After being rescued, Mumu was returned to Serria Leone but could not be taken to her home. She was taken to Charlotte in Serra Leone which was a
developing settlement along the coast and enrolled in a school that the government established and put under the Church Missionary Society to educate freed girls who had been saved from slavery but displaced. Several of the girls came from other parts of West Africa and it was hard to trace their homes.
Mumu exhibited great skill and intelligence while in school but her deafness made it hard to cope. Luckily for her, her intelligence gained the attention of the Bath Deaf and Dumb Institution in the United Kingdom and in 1853, at the age of 15 she was taken to England to continue her education.
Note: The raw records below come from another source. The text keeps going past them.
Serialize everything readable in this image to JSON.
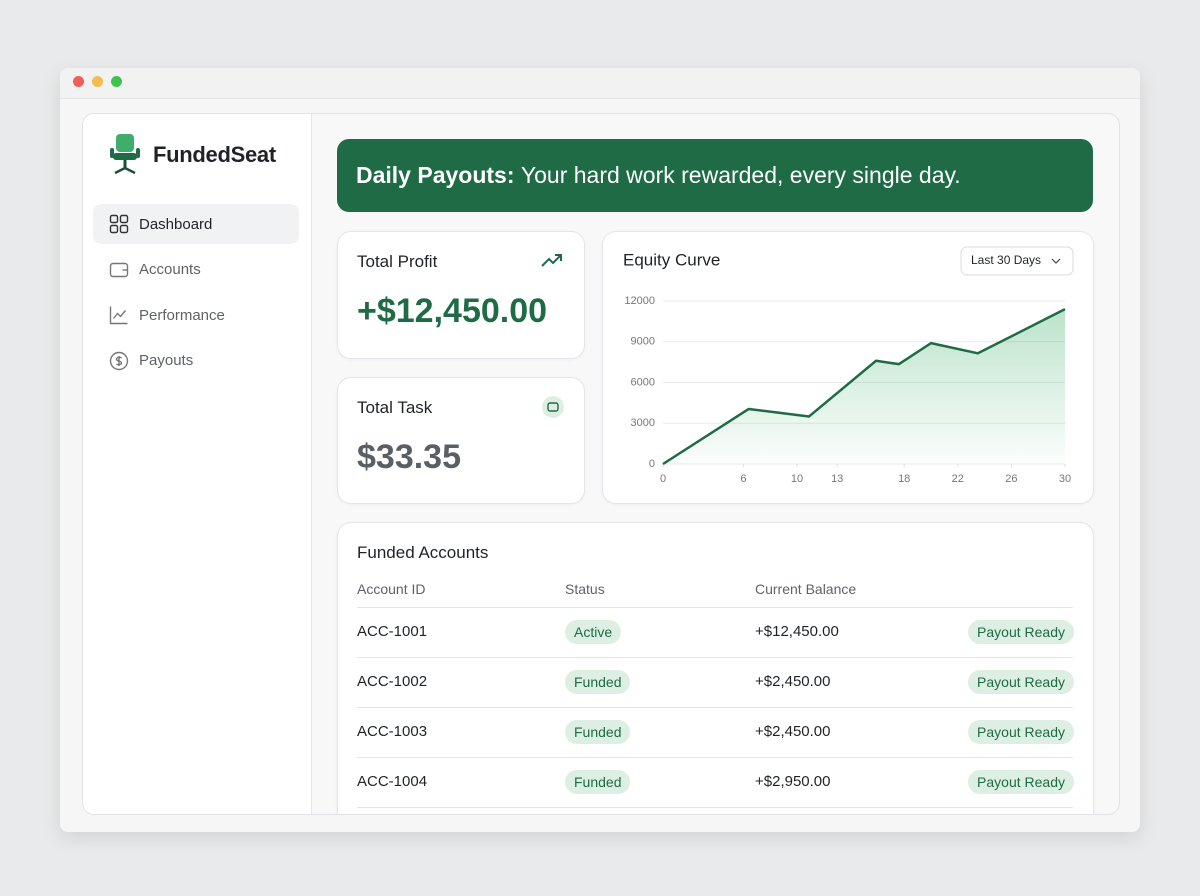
{
  "brand": "FundedSeat",
  "nav": [
    "Dashboard",
    "Accounts",
    "Performance",
    "Payouts"
  ],
  "banner": {
    "bold": "Daily Payouts:",
    "text": "Your hard work rewarded, every single day."
  },
  "stats": [
    {
      "label": "Total Profit",
      "value": "+$12,450.00"
    },
    {
      "label": "Total Task",
      "value": "$33.35"
    }
  ],
  "chart_data": {
    "type": "line",
    "title": "Equity Curve",
    "range_selector": "Last 30 Days",
    "x": [
      0,
      6.4,
      10.9,
      15.9,
      17.6,
      20,
      23.5,
      30
    ],
    "series": [
      {
        "color": "#1e6b45",
        "values": [
          0,
          4050,
          3500,
          7600,
          7350,
          8900,
          8150,
          11400
        ]
      }
    ],
    "xlim": [
      0,
      30
    ],
    "xticks": [
      0,
      6,
      10,
      13,
      18,
      22,
      26,
      30
    ],
    "ylim": [
      0,
      12000
    ],
    "yticks": [
      0,
      3000,
      6000,
      9000,
      12000
    ],
    "grid": true,
    "area": true
  },
  "table": {
    "title": "Funded Accounts",
    "columns": [
      "Account ID",
      "Status",
      "Current Balance"
    ],
    "rows": [
      [
        "ACC-1001",
        "Active",
        "+$12,450.00",
        "Payout Ready"
      ],
      [
        "ACC-1002",
        "Funded",
        "+$2,450.00",
        "Payout Ready"
      ],
      [
        "ACC-1003",
        "Funded",
        "+$2,450.00",
        "Payout Ready"
      ],
      [
        "ACC-1004",
        "Funded",
        "+$2,950.00",
        "Payout Ready"
      ]
    ]
  }
}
While in England, she coped well and adjusted very fast excelling in her academics and started preparing for Baptism to become a Christian at her own will. When Mumu was almost 20, she was baptized into Christianity by the church and given the Christian name Annie Jane.
Although she died at the age of 28 after a short illness in May of 1866, Annie Jane became a missionary and prayed fervently for her mother in Sierra Leone and her father as well, that the two be accepted by God.
A few years before her death, Annie Jane moved to Islington to offer herself to the Church Missionary College and its church but later moved back to the Bath institute until her death.
She never returned to Sierra Leone but according to an article on ucl.ac.uk, the marks on her face were proof that she was from a particular tribe from Sierra Leone which was along the coast.